After banging my head against the wall for a little while, I realized some of the ideas of my implementation were wrong.

Facet test

To determine the contact point of a tool with a triangle I determine the contact point between the plane the triangle is on and the tool axis. If there is not contact we can ignore that triangle safely. If there is a contact, then,  depending of the geometry of the tool tip, calculate the tool height that corresponds to that contact. Now project that tool coordinate back to the triangle, using the triangle normal inverted, is the tool-triangle contact point inside the triangle? If not ignore the calculated tool height.
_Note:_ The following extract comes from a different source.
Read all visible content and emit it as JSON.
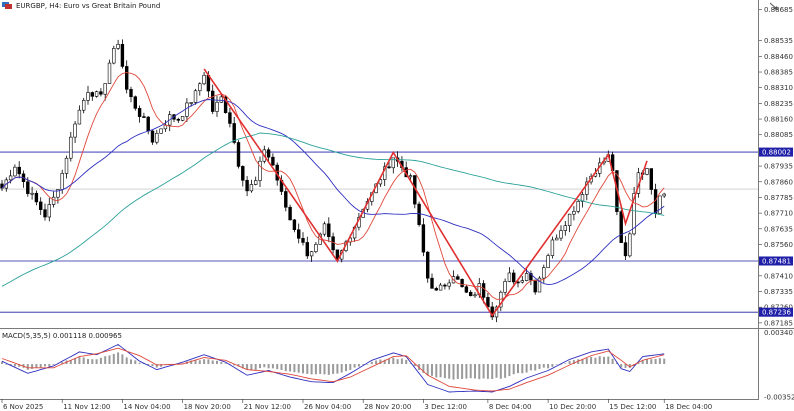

Unfortunately I discovered that at times the contact point is outside of the triangle face but for a short margin, due to face-to-tool-axis orientation, and if the point is ignored then the tool path produced will severe that triangle with the tool.  The solution I am using so far is to relay a bit the last check while I figure out a more rigorous check.

Edge test

I am not entirely happy with the way I do the edge test. The basic idea is that I calculate the minimum distance from the edge to the tool axis on a top 2d projection. If the distance is larger than tool radius then there is not contact, but if lower then there is contact. What I reckon is incorrect is to assume the contact point matches the vertical of the perpendicular distance on the 2d top projection.

Update:

I was lucky my friend Rafa was attacking the same problem with a more thorough view, which led him to a better solution that made me aware of what I was doing wrong. What happened was that my edge test was poor. More than a proper test it was a wild hack. It is true that for an edge to be touching the tool it has to be within the vertical projection of it, but that is only a necessary condition. Because my edge test was failing sometimes, I looked toward the facet test as the one to blame but I was wrong, facet test was ok, but with my hack I was making the facet test to detect some of the edges the edge test was failing to catch.

Long story short, we are looking for the tangent point of the edge and tool tip. If we model both as 3d equations we look for the solution that is unique (tangent) as opposed to these others that present two solutions (secant). Things get a bit messy but solvable. Once edge test is done properly I can safely remove my hack from the facet test and it is all good.